The AARTO (Administrative Adjudication of Road Traffic Offences) Bill has been mired in controversy since day one, with civil society groups and legal experts questioning the intended impact these changes would have on the driving habits of SA motorists, and whether or not it will pave the way for further, more rampant corruption.
The Automobile Association, though supportive of a points-based system and the original concept, warned that the system in its current form is unlikely to make the roads safer.
In order for a system such as this to work, law enforcement will have to be effective – which, as it currently stands, it isn’t. According to the AA, a more comprehensive approach to rooting out corruption and bribery will need to be found, along with the implementation of effective licencing and better application of vehicle roadworthiness.
Earlier this year, Parliament’s Portfolio Committee on Transport approved the final amendments to the bill, and earlier this week, President Ramaphosa officially signed the legislation into law.
That’s right, folks. The dreaded day has arrived.
Along with speculations about how ineffective the system may prove, opening doors for bribery and extortion, it has also been suggested that it may, in fact, be a direct violation of our constitutional rights.
While the law may now be official, we don’t know when exactly it will come into effect, or if parts of the bill will be introduced one at a time. Let’s take a look at everything you need to know, so far.
The new demerit system, first and foremost, will be introduced.
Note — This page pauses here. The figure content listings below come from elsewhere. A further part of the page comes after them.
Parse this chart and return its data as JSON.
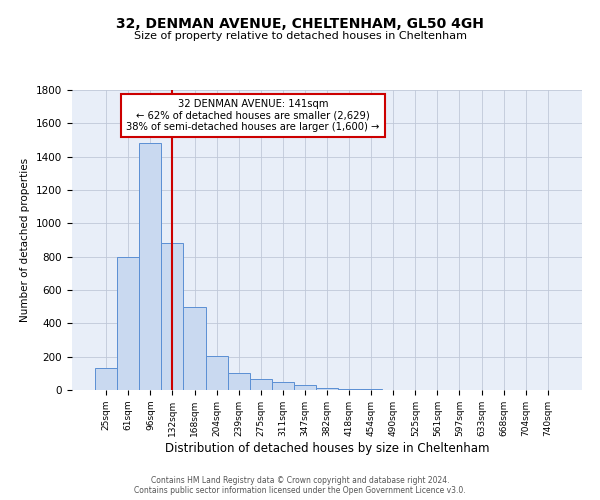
{
  "title": "32, DENMAN AVENUE, CHELTENHAM, GL50 4GH",
  "subtitle": "Size of property relative to detached houses in Cheltenham",
  "xlabel": "Distribution of detached houses by size in Cheltenham",
  "ylabel": "Number of detached properties",
  "categories": [
    "25sqm",
    "61sqm",
    "96sqm",
    "132sqm",
    "168sqm",
    "204sqm",
    "239sqm",
    "275sqm",
    "311sqm",
    "347sqm",
    "382sqm",
    "418sqm",
    "454sqm",
    "490sqm",
    "525sqm",
    "561sqm",
    "597sqm",
    "633sqm",
    "668sqm",
    "704sqm",
    "740sqm"
  ],
  "values": [
    130,
    800,
    1480,
    880,
    500,
    205,
    105,
    65,
    50,
    32,
    15,
    8,
    4,
    2,
    1,
    1,
    0,
    0,
    0,
    0,
    0
  ],
  "bar_color": "#c9d9f0",
  "bar_edge_color": "#5b8fd4",
  "vline_x_index": 3,
  "vline_color": "#cc0000",
  "annotation_line1": "32 DENMAN AVENUE: 141sqm",
  "annotation_line2": "← 62% of detached houses are smaller (2,629)",
  "annotation_line3": "38% of semi-detached houses are larger (1,600) →",
  "annotation_box_color": "#ffffff",
  "annotation_box_edgecolor": "#cc0000",
  "ylim": [
    0,
    1800
  ],
  "yticks": [
    0,
    200,
    400,
    600,
    800,
    1000,
    1200,
    1400,
    1600,
    1800
  ],
  "footer_line1": "Contains HM Land Registry data © Crown copyright and database right 2024.",
  "footer_line2": "Contains public sector information licensed under the Open Government Licence v3.0.",
  "background_color": "#ffffff",
  "plot_bg_color": "#e8eef8",
  "grid_color": "#c0c8d8"
}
For those who are unfamiliar with this, it basically means that motorists will now be subjected to far stricter rules, with far greater consequences for breaking them.
Depending on the severity of the offence you’ve committed, you will be allocated 1-6 demerit points. When you’ve racked up more than 12 points, it will result in the suspension of your driving licence. Three suspensions will result in its cancellation.
These points are allocated for a large number of possible offences, from driving without a seatbelt, driving without a licence, operating a cellular phone while driving or speeding.
Failure to pay your traffic fines will also lead to a block on renewing driving and vehicle licences, as well as hefty administrative fees.
Another big change involves the delivery of documents, such as fines and summonses. Previously, these had to be delivered by registered mail, and motorists could simply claim to have never received them. Now, authorities will serve documents electronically, sending reminders via WhatsApp and SMS, and it will automatically be assumed that the offender received them.
Finally, a new Appeals Tribunal will be established to preside over issues that will, no doubt, be raised under the new bill.
Mbalula has a valid point, going on to state that it is only in South Africa that a motorist is allowed to become a repetitive serial law-breaker and not face serious jail time. The wicked need to be punished and would-be offenders need to be warned.
Drunk, reckless and distracted drivers endanger everybody on the road, and are often able to escape punishment for their crimes by paying a fine.
Along with the plans to classify drunken driving as an offence on par with murder, and punish drunk drivers far more severely, the demerit system could very well be the solution South Africa needs.
If, of course, government can sort all the other problems out.